それに、本当に央人が騙してないと思うの?雨宮家は、あなたを嫁に迎えることを知っているの?

彼、本当にあなたと結婚すると思う?」

一瞬、美玖の顔に迷いが走るが、すぐに憎しみの色が戻る。「見てなさい」

穂香はただ礼儀正しく微笑み、ドレスを置いた。

「少し疲れたから、部屋に戻るね」

その後の数日、央人と美玖は婚約パーティーのためにあらゆるものを選びに出かける。

美玖は何度も挑発してくるが、穂香は一切相手にしない。

央人はむしろこれまでになくラインをよこし、穂香の好みを聞いてくる。

穂香は曖昧に返しながら、荷物の整理を続ける。

央人が家を空けた隙に、自分の荷物は全て実家へ郵送した。

婚約パーティー当日、穂香はリビングのソファに座り、膝を抱えてこの七年間住み慣れた家を見渡す。

家の隅々に、自分の時間と想いを注ぎ込んできた。

この家が央人と二人の永遠の場所だと、ずっと信じていた。

いつか二人に子供が生まれて、このソファに座って子供が部屋で遊ぶ姿を見守る。

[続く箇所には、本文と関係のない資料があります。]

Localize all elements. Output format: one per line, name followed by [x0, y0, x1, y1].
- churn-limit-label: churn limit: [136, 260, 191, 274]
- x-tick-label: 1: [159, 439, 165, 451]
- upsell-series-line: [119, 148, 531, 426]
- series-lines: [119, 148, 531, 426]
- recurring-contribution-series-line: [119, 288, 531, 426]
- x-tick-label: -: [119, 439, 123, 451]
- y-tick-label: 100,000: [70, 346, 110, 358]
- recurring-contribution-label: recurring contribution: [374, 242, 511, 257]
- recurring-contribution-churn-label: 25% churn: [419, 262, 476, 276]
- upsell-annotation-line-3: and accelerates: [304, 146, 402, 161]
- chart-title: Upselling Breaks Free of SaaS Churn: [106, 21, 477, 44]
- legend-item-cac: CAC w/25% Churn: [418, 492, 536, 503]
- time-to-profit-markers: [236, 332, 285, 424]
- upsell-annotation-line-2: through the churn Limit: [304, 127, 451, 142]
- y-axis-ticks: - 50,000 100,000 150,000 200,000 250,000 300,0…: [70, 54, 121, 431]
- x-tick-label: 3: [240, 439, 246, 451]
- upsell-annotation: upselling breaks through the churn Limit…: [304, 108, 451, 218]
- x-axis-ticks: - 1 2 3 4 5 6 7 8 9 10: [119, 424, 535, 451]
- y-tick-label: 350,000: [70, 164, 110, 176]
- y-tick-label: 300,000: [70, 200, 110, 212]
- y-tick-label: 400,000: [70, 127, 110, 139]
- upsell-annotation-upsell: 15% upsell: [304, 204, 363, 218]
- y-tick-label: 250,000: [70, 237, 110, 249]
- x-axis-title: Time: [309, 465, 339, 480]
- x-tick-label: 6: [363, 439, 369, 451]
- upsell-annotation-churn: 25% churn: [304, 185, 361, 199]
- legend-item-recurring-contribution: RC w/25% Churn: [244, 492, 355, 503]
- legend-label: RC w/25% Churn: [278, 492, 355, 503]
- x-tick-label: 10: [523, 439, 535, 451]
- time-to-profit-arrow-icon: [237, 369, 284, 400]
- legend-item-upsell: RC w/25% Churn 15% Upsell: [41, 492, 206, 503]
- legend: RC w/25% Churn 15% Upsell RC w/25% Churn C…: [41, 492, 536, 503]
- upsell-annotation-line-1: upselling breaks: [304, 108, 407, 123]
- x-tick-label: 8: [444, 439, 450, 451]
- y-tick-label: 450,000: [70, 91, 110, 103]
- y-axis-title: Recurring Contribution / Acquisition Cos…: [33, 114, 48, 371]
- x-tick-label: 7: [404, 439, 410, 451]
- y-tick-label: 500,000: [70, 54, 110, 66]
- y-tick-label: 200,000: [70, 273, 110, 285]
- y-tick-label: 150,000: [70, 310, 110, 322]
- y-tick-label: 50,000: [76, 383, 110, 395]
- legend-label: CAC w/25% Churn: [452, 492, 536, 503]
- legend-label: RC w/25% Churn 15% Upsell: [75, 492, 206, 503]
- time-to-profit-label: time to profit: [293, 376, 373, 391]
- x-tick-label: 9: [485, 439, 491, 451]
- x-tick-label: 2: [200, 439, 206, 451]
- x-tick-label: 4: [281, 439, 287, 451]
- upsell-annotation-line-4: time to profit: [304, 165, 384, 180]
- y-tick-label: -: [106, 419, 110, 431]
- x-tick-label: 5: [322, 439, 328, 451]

そんな未来を思い描いていた。

全部、もう消えている。

央人が背後から穂香を抱きしめた。

「何考えてるんだ」

「私たちのこれから」

穂香は正直に言った。央人は、自分が去ることを知ったらどんな顔をするのだろう。

苛立つか。それとも喜んで、美玖を嫁に迎えるか。

もう、それは穂香に関係ない。

「そろそろ行こう」央人は穂香の頬に唇を寄せようとする。

「先に行ってて。あなたへのプレゼントを準備しておきたいの」

穂香はそっと体を避け、柔らかく笑った。

央人は気にした様子もなく、むしろ期待したように言った。「楽しみにしてる」

「気に入るはずだよ」

明るい笑みの裏側で、央人はなぜか不安を覚える。

だが準備は山ほどある。彼はその不安を押し込めて家を出た。

玄関を出ると、すぐ近くに京市ナンバーのマイバッハが停まっているのに気づいた。

見慣れない車だったが、央人は深く気にせずに立ち去った。

央人が去ったのを見届けると、穂香は準備しておいた封筒をテーブルに置く。

バッグを手に取り、玄関を出て、そのままマイバッハの後部座席へ乗り込んだ。

助手席の岩崎が静かに問いかけた。「雪野さん、出発しますか」

後部座席で穂香は目を閉じる。「岩崎さん、行きましょう」

車が住宅街を抜けて走り始める。穂香は一度も振り返らない。

央人、さようなら、もう二度と会わないで。